4. Why didn’t the researchers consider whether cannabis played a direct role in the April 20 fatal crashes?
5. a) What have previous studies shown about THC?
b) According to the National Institute on Drug Abuse, marijuana can impair driving ability. A 2016 survey found that about half of users in Colorado think driving under the influence of pot is safe. What do you think? Explain your answer.
6. a) Explain how Dr. Staples got the idea for the study he conducted with Dr. Redelmeier.
b) What actions does Dr. Staples say 4/20 organizers should take? and US and Canadian officials?
CHALLENGE: The bottom line is this: people who smoke pot won’t admit it is a problem, or in any way harmful.

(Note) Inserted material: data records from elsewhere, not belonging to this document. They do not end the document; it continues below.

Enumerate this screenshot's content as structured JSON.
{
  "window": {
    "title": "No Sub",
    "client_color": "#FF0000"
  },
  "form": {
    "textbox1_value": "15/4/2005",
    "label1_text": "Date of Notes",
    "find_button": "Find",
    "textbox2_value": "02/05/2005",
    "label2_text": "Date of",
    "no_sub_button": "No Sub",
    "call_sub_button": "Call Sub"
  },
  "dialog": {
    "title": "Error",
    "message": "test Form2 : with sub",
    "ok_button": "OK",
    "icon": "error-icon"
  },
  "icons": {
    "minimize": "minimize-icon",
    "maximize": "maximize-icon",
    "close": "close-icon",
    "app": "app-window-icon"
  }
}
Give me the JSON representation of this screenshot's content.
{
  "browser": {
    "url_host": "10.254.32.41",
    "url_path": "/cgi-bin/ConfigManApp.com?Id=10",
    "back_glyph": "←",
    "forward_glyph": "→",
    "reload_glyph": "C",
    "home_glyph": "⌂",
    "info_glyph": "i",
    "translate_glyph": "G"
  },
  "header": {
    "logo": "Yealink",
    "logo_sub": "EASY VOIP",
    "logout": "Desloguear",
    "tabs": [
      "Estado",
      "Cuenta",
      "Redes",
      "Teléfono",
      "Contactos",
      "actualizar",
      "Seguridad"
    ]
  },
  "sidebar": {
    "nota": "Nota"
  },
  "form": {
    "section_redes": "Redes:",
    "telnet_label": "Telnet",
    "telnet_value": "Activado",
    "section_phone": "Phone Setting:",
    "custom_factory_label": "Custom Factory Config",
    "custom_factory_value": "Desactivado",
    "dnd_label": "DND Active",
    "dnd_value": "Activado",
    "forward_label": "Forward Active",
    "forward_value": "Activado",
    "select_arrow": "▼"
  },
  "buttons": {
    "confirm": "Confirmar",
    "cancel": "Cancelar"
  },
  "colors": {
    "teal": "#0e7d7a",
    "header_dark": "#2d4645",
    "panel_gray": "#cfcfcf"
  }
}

Only people who don’t use recreational marijuana, but are close to someone who uses it longterm can explain the way it changes the person who uses it. (Ask a parent if they know any 40 year old who has been using it since he was a teenager and he/she will be able to explain the negative effect it has on a person.)
The UK Daily Mail reported:
An earlier survey of college freshmen found that driving after marijuana use and riding with someone using pot was common, especially among young men, and more common than alcohol-linked driving.
And a 2014 study in six states found that marijuana was increasingly detected in drivers killed in car crashes during a 10-year period.
It’s a recognized risk in Colorado, where voters approved legalizing it in 2012. That’s why last year the state’s transportation department partnered with Lyft and a pot industry group to offer discounted rides for pot users partaking in 4/20 events.
Data shows that 15 percent of DUI arrests in Colorado last year involved marijuana, and a 2016 survey found that about half of users in the state think driving under the influence of pot is safe.
Marijuana is legal for medical use in most US states and in Canada.
Recreational use has been legalized in nine states plus Washington, DC and will become legal in Canada in July.